Personal information
- Nationality: British (Scottish)
- Born: 6 February 1934 Stranraer, Scotland
- Died: 1 July 2011 Edinburgh, Scotland

Sport
- Sport: Athletics
- Event: Sprints
- Club: Victoria Park AAC

= Allan Dunbar =

Scottish athlete

Allan Sisson Dunbar (6 February 1934 – 1 July, 2011) was a track and field athlete from Scotland who competed at the 1958 British Empire and Commonwealth Games (now Commonwealth Games).

== Biography ==
Dunbar studied at the University of Glasgow and the Royal Scottish Academy of Music and Drama and was a member of the Victoria Park AAC. He was a teacher by profession, teaching speech and drama at Langside College in the late 1950s. He also represented Jordanhill Training College in competition.

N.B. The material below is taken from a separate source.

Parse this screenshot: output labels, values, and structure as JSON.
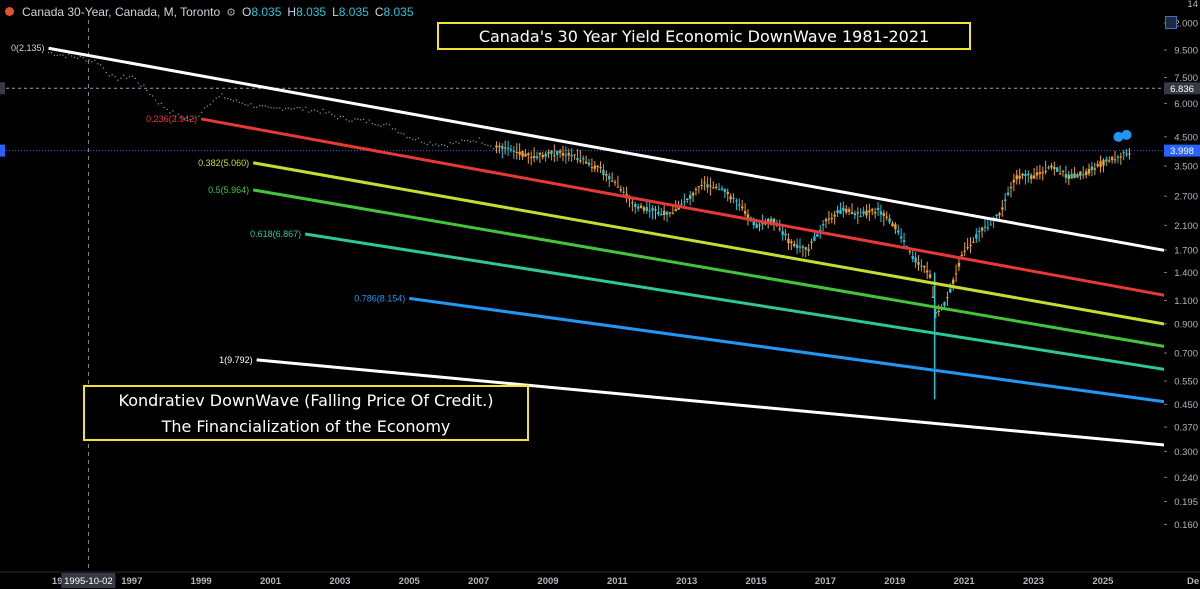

Dunbar was twice Scottish champion over 100 yards and in February 1958 he was named by the Scottish AAA in the 'possibles list' for the forthcoming Commonwealth and Empire Games.

He represented the Scottish Empire and Commonwealth Games team at the 1958 British Empire Games in Cardiff, Wales, participating in one event, the 100 yards race.

Dunbar later taught drama at Queen Mary College for ten years. He died in 2011.